SPAC IPOs vs conventional IPOs
How did SPAC IPOs manage to make such dramatic inroads into the well–established world of conventional IPOs?
SPAC proponents claim that the phenomenon of pricing a typical IPO below their market price — so-called IPO underpricing — incurs an unnecessary (opportunity) cost for the company going public. This is also known as “money left on the table”. IPO underpricing averaged over 20% this year.
In extreme cases, IPOs leave even more money on the table as in recent cases of Door-Dash and Airbnb which soared 86% and 113% respectively on the first day of trading, thus leaving billions of dollars on the table.
They also argue that SPACs enable investors to avoid IPO underwriting fees that typically go as high as 7%.
Other factors include reduced underwriters’ ability to conduct traditional IPO roadshows during the Covid-19 pandemic. Since SPACs are established by reputable sponsors who then search for additional investors through personal networks, there is no need to conduct traditional IPO roadshows.
Meanwhile, the quality and reputation of SPAC sponsors have drastically improved over the years and institutional heavyweights such as Goldman Sachs, Citigroup, and Deutsche Bank have jumped onto the SPAC bandwagon. Thus, an improvement in the quality of sponsors, institutions and their networks also greatly contributed to the SPAC boom.
Additionally, many view SPAC as an accelerated IPO without the strict regulatory scrutiny that accompanies the typical IPO regulatory process. SPAC accelerates the process of capital-raising as there are no operations, assets or financial data. The entire process can be completed in several weeks, instead of several months. This efficiency reduces completion risk, especially in volatile markets.
Finally, some spectacular success stories also boosted the popularity of SPACs and attracted even more investors. For instance, after merging with SPACs, DraftKings’ valuation quadrupled while Virgin Galactic’s price jumped 150%.
Shortcomings of SPACs
In contrast, the shortcomings and hidden costs of SPACs are numerous.
A recent research study documented that the median SPAC held only US$6.67 per share by the time of the merger — down from US$10 at the IPO stage. This drop was mostly due to dilution of SPAC shares as sponsors were rewarded with 20% of the acquired company — akin to a “finder’s fee”.
Another research study documented that the average SPAC IPO in the first decade of 2000s lost roughly half of its value over four years, while higher ownership by SPAC sponsors was associated with worse performance. Similarly, the operational performance of SPACs was inferior to industry peers and conventional IPOs.
Finally, research found that SPAC–acquired firms were traditionally small and levered firms with low growth opportunities, consistent with the notion that SPAC acquisitions attracted firms to go public in difficult times.
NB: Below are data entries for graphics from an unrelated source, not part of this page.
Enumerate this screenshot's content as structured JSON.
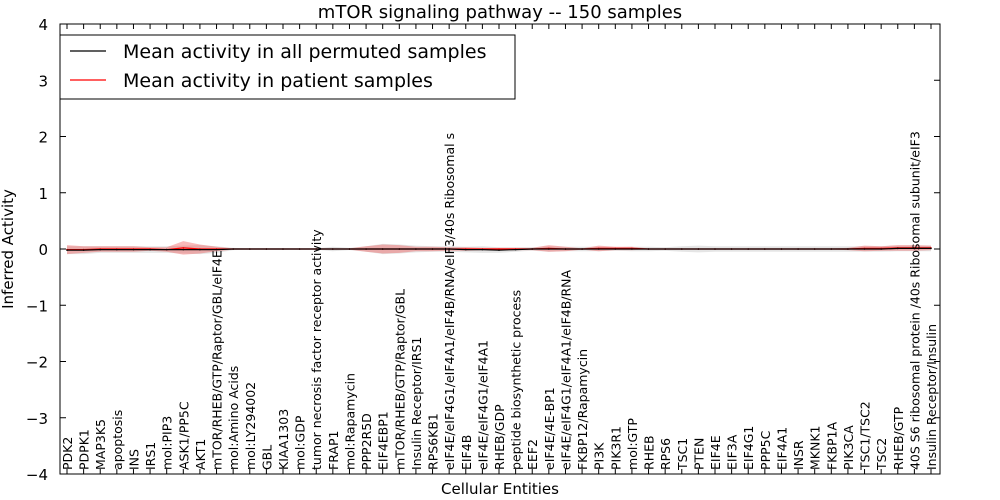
{
  "chart_data": {
    "type": "line",
    "title": "mTOR signaling pathway -- 150 samples",
    "xlabel": "Cellular Entities",
    "ylabel": "Inferred Activity",
    "ylim": [
      -4,
      4
    ],
    "yticks": [
      "−4",
      "−3",
      "−2",
      "−1",
      "0",
      "1",
      "2",
      "3",
      "4"
    ],
    "grid": false,
    "legend_position": "top-left",
    "categories": [
      "PDK2",
      "PDPK1",
      "MAP3K5",
      "apoptosis",
      "INS",
      "IRS1",
      "mol:PIP3",
      "ASK1/PP5C",
      "AKT1",
      "mTOR/RHEB/GTP/Raptor/GBL/eIF4E",
      "mol:Amino Acids",
      "mol:LY294002",
      "GBL",
      "KIAA1303",
      "mol:GDP",
      "tumor necrosis factor receptor activity",
      "FRAP1",
      "mol:Rapamycin",
      "PPP2R5D",
      "EIF4EBP1",
      "mTOR/RHEB/GTP/Raptor/GBL",
      "Insulin Receptor/IRS1",
      "RPS6KB1",
      "eIF4E/eIF4G1/eIF4A1/eIF4B/RNA/eIF3/40s Ribosomal s",
      "EIF4B",
      "eIF4E/eIF4G1/eIF4A1",
      "RHEB/GDP",
      "peptide biosynthetic process",
      "EEF2",
      "eIF4E/4E-BP1",
      "eIF4E/eIF4G1/eIF4A1/eIF4B/RNA",
      "FKBP12/Rapamycin",
      "PI3K",
      "PIK3R1",
      "mol:GTP",
      "RHEB",
      "RPS6",
      "TSC1",
      "PTEN",
      "EIF4E",
      "EIF3A",
      "EIF4G1",
      "PPP5C",
      "EIF4A1",
      "INSR",
      "MKNK1",
      "FKBP1A",
      "PIK3CA",
      "TSC1/TSC2",
      "TSC2",
      "RHEB/GTP",
      "40S S6 ribosomal protein /40s Ribosomal subunit/eIF3",
      "Insulin Receptor/Insulin"
    ],
    "series": [
      {
        "name": "Mean activity in all permuted samples",
        "color": "#000000",
        "values": [
          -0.02,
          -0.02,
          -0.01,
          -0.01,
          -0.01,
          -0.01,
          -0.01,
          -0.01,
          -0.01,
          -0.01,
          0,
          0,
          0,
          0,
          0,
          0,
          0,
          0,
          0,
          0,
          0,
          0,
          0,
          0,
          -0.01,
          -0.01,
          -0.02,
          -0.01,
          0,
          0,
          0,
          0,
          0,
          0,
          0,
          0,
          0,
          0,
          0,
          0,
          0,
          0,
          0,
          0,
          0,
          0,
          0,
          0,
          0,
          0,
          0.01,
          0.01,
          0.01
        ],
        "band": [
          0.07,
          0.07,
          0.06,
          0.06,
          0.06,
          0.06,
          0.06,
          0.07,
          0.08,
          0.06,
          0.02,
          0.01,
          0.01,
          0.01,
          0.01,
          0.01,
          0.04,
          0.02,
          0.05,
          0.09,
          0.08,
          0.06,
          0.05,
          0.05,
          0.05,
          0.06,
          0.05,
          0.04,
          0.03,
          0.05,
          0.04,
          0.04,
          0.04,
          0.03,
          0.04,
          0.04,
          0.03,
          0.05,
          0.06,
          0.05,
          0.05,
          0.05,
          0.05,
          0.05,
          0.05,
          0.05,
          0.05,
          0.05,
          0.05,
          0.05,
          0.05,
          0.05,
          0.05
        ]
      },
      {
        "name": "Mean activity in patient samples",
        "color": "#ff0000",
        "values": [
          -0.01,
          -0.01,
          0,
          0,
          0,
          0,
          -0.01,
          0.02,
          0,
          0,
          0,
          0,
          0,
          0,
          0,
          0,
          0,
          0,
          0,
          0,
          0,
          0,
          0,
          0,
          0,
          0,
          0,
          0,
          0,
          0.01,
          0,
          0,
          0.01,
          0.01,
          0.01,
          0,
          0,
          0,
          0,
          0,
          0,
          0,
          0,
          0,
          0,
          0,
          0,
          0,
          0.01,
          0.01,
          0.02,
          0.02,
          0.02
        ],
        "band": [
          0.08,
          0.06,
          0.05,
          0.05,
          0.05,
          0.03,
          0.04,
          0.12,
          0.08,
          0.04,
          0.01,
          0.01,
          0.01,
          0.01,
          0.01,
          0.01,
          0.01,
          0.01,
          0.05,
          0.08,
          0.07,
          0.04,
          0.04,
          0.03,
          0.03,
          0.02,
          0.02,
          0.02,
          0.02,
          0.06,
          0.04,
          0.01,
          0.05,
          0.03,
          0.03,
          0.01,
          0.01,
          0.01,
          0.01,
          0.01,
          0.01,
          0.01,
          0.01,
          0.01,
          0.01,
          0.01,
          0.01,
          0.02,
          0.05,
          0.04,
          0.05,
          0.05,
          0.04
        ]
      }
    ]
  }
}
Former SEC chairman Arthur Levitt said, “I have never found any [SPAC] attractive. No matter what the reputation or what the sponsor might be. They are the ultimate in terms of lack of transparency.”
Notwithstanding 2020 being a banner year for SPACs, opponents warn that SPAC is inherently an inferior capital–raising method. A potential reversal in market enthusiasm may come from increased opposition of target companies, the opaque nature of the SPAC deal, or inferior post-IPO performance.
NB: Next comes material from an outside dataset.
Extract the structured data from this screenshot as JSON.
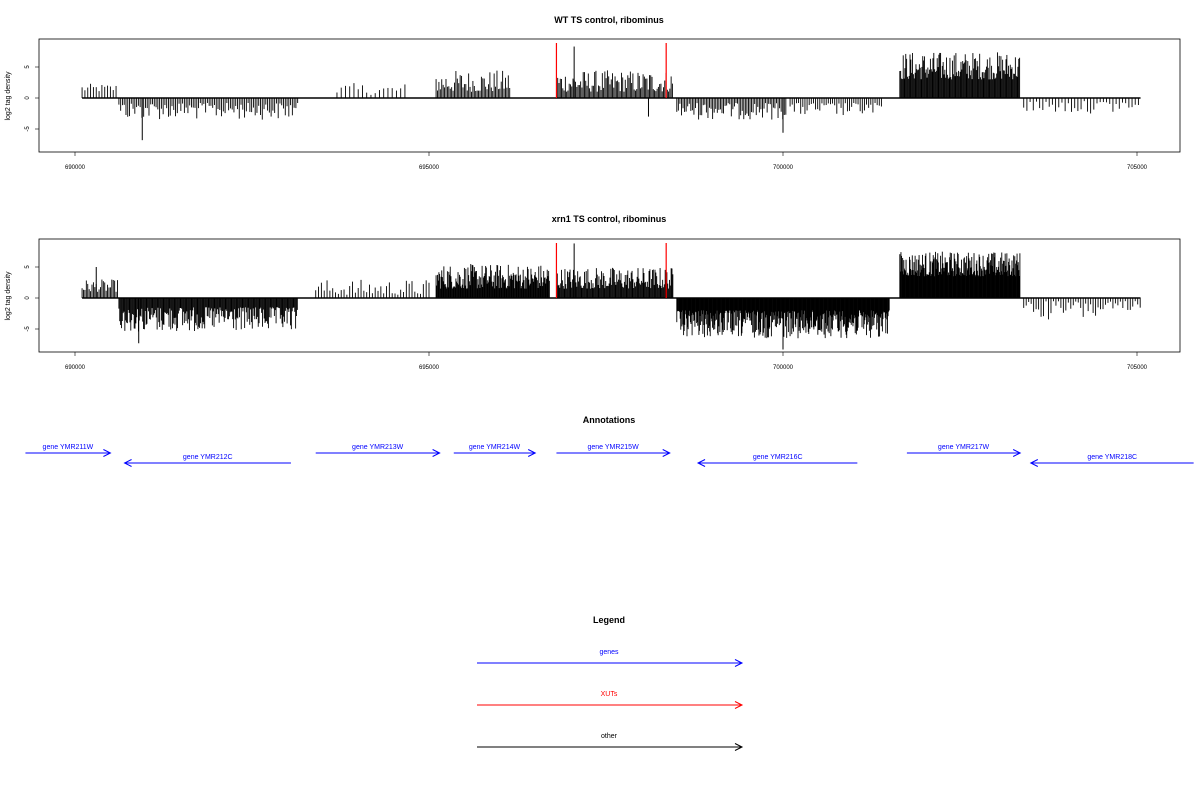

SPAC sponsors try to convince investors that the above-mentioned statistics were derived from older SPACs while new SPACs are bigger, better and of higher quality. Whatever the argument, investors should do their own due diligence and not rely on promises made by sponsors. After all, the incentives and motivation for SPAC sponsors are very different from that of investors.
Emir Hrnjic is head of FinTech training at Asian Institute of Digital Finance (AIDF), National University of Singapore (NUS). The opinions expressed are those of the author and do not represent the views and opinions of AIDF or NUS.